Saratoga News

We can learn from past mistakes

By Pamela Montgomery

As a child growing up in Los Angeles during the 1950s and 1960s, I witnessed the overdevelopment and deterioration of huge areas of land. From San Diego to the San Fernando Valley, urbanization proceeded at a reckless pace. Little or no thought was given to the long-term effects of such developments--pollution, traffic, environmental destruction, the diminished quality of life of people isolated from natural surroundings.

I moved to the Bay Area in 1968 and was delighted by the orchards, vegetation and open spaces still existing among developed lands. I soon realized, however, that the process I had seen in Southern California was occurring rapidly in this region as well. City planners and local governments did not seem to have learned from what had happened elsewhere.

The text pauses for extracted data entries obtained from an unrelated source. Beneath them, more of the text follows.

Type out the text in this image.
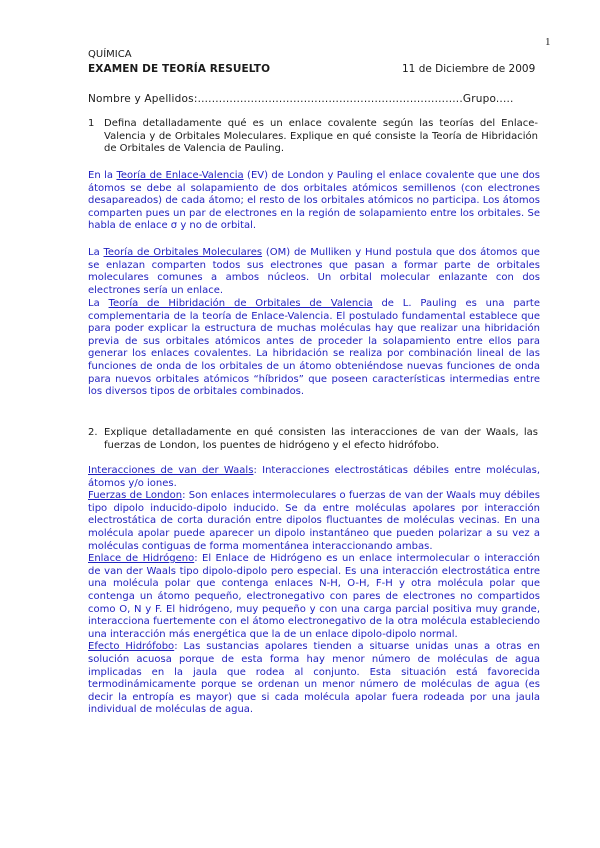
1
QUÍMICA
EXAMEN DE TEORÍA RESUELTO	11 de Diciembre de 2009
Nombre y Apellidos:...........................................................................Grupo.....
1 Defina detalladamente qué es un enlace covalente según las teorías del Enlace-Valencia y de Orbitales Moleculares. Explique en qué consiste la Teoría de Hibridación de Orbitales de Valencia de Pauling.

En la Teoría de Enlace-Valencia (EV) de London y Pauling el enlace covalente que une dos átomos se debe al solapamiento de dos orbitales atómicos semillenos (con electrones desapareados) de cada átomo; el resto de los orbitales atómicos no participa. Los átomos comparten pues un par de electrones en la región de solapamiento entre los orbitales. Se habla de enlace σ y no de orbital.

La Teoría de Orbitales Moleculares (OM) de Mulliken y Hund postula que dos átomos que se enlazan comparten todos sus electrones que pasan a formar parte de orbitales moleculares comunes a ambos núcleos. Un orbital molecular enlazante con dos electrones sería un enlace.

La Teoría de Hibridación de Orbitales de Valencia de L. Pauling es una parte complementaria de la teoría de Enlace-Valencia. El postulado fundamental establece que para poder explicar la estructura de muchas moléculas hay que realizar una hibridación previa de sus orbitales atómicos antes de proceder la solapamiento entre ellos para generar los enlaces covalentes. La hibridación se realiza por combinación lineal de las funciones de onda de los orbitales de un átomo obteniéndose nuevas funciones de onda para nuevos orbitales atómicos “híbridos” que poseen características intermedias entre los diversos tipos de orbitales combinados.

2. Explique detalladamente en qué consisten las interacciones de van der Waals, las fuerzas de London, los puentes de hidrógeno y el efecto hidrófobo.

Interacciones de van der Waals: Interacciones electrostáticas débiles entre moléculas, átomos y/o iones.

Fuerzas de London: Son enlaces intermoleculares o fuerzas de van der Waals muy débiles tipo dipolo inducido-dipolo inducido. Se da entre moléculas apolares por interacción electrostática de corta duración entre dipolos fluctuantes de moléculas vecinas. En una molécula apolar puede aparecer un dipolo instantáneo que pueden polarizar a su vez a moléculas contiguas de forma momentánea interaccionando ambas.

Enlace de Hidrógeno: El Enlace de Hidrógeno es un enlace intermolecular o interacción de van der Waals tipo dipolo-dipolo pero especial. Es una interacción electrostática entre una molécula polar que contenga enlaces N-H, O-H, F-H y otra molécula polar que contenga un átomo pequeño, electronegativo con pares de electrones no compartidos como O, N y F. El hidrógeno, muy pequeño y con una carga parcial positiva muy grande, interacciona fuertemente con el átomo electronegativo de la otra molécula estableciendo una interacción más energética que la de un enlace dipolo-dipolo normal.

Efecto Hidrófobo: Las sustancias apolares tienden a situarse unidas unas a otras en solución acuosa porque de esta forma hay menor número de moléculas de agua implicadas en la jaula que rodea al conjunto. Esta situación está favorecida termodinámicamente porque se ordenan un menor número de moléculas de agua (es decir la entropía es mayor) que si cada molécula apolar fuera rodeada por una jaula individual de moléculas de agua.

Wallace Stegner, in his forward to the book Passing Farms: Enduring Values, chronicles this loss:

"We heard how many thousands of acres annually were going out of orchards and into subdivisions and shopping centers, we watched the electronics factories spring up like mushrooms from Redwood City to San Jose, and we did not in the least realize or understand the magnitude of the transformation. Then one spring we drove through and the endless froth of blossoms was no more than local patches. One summer we found that there were no longer any orchards where we could pick our own apricots at a pittance a pailful. The valley was cut by tangles of freeways, we no longer knew the way to anywhere. . . .

"The moral is that, given a second chance anywhere else, our migratory people might do a little better, save a little more, develop institutions and tax laws that would permit the saving of productive and edenic valleys like that of Santa Clara from what happened here." (Jacobson, 1984, x-xi).

Saratoga still retains some of the beauty lost in nearby cities--open spaces, majestic trees, natural creeks, scenic hillsides. Unfortunately, this community is not immune from the forces that have destroyed the balance between development and preservation elsewhere. There is a tremendous push to change current zoning policies so that residential and open-space land can be converted to commercial or high-density residential developments.

I ask myself and others if we can learn from past mistakes. Can we prevent Silicon Valley urbanization from destroying the surviving elements of Saratoga's past? Can we think of future generations as well as our own?

I believe that the Saratoga Neighborhood Preservation Initiative, Measure G, is an attempt to answer my questions affirmatively. Rather than take away homeowners' rights, I think it will protect us from the deterioration of our neighborhoods and community. The measure gives residents a voice in land-use decisions and offers the potential for conscientious planning.

Pamela Montgomery lives on Charters Avenue.

This article appeared in the Saratoga News, March 13, 1996.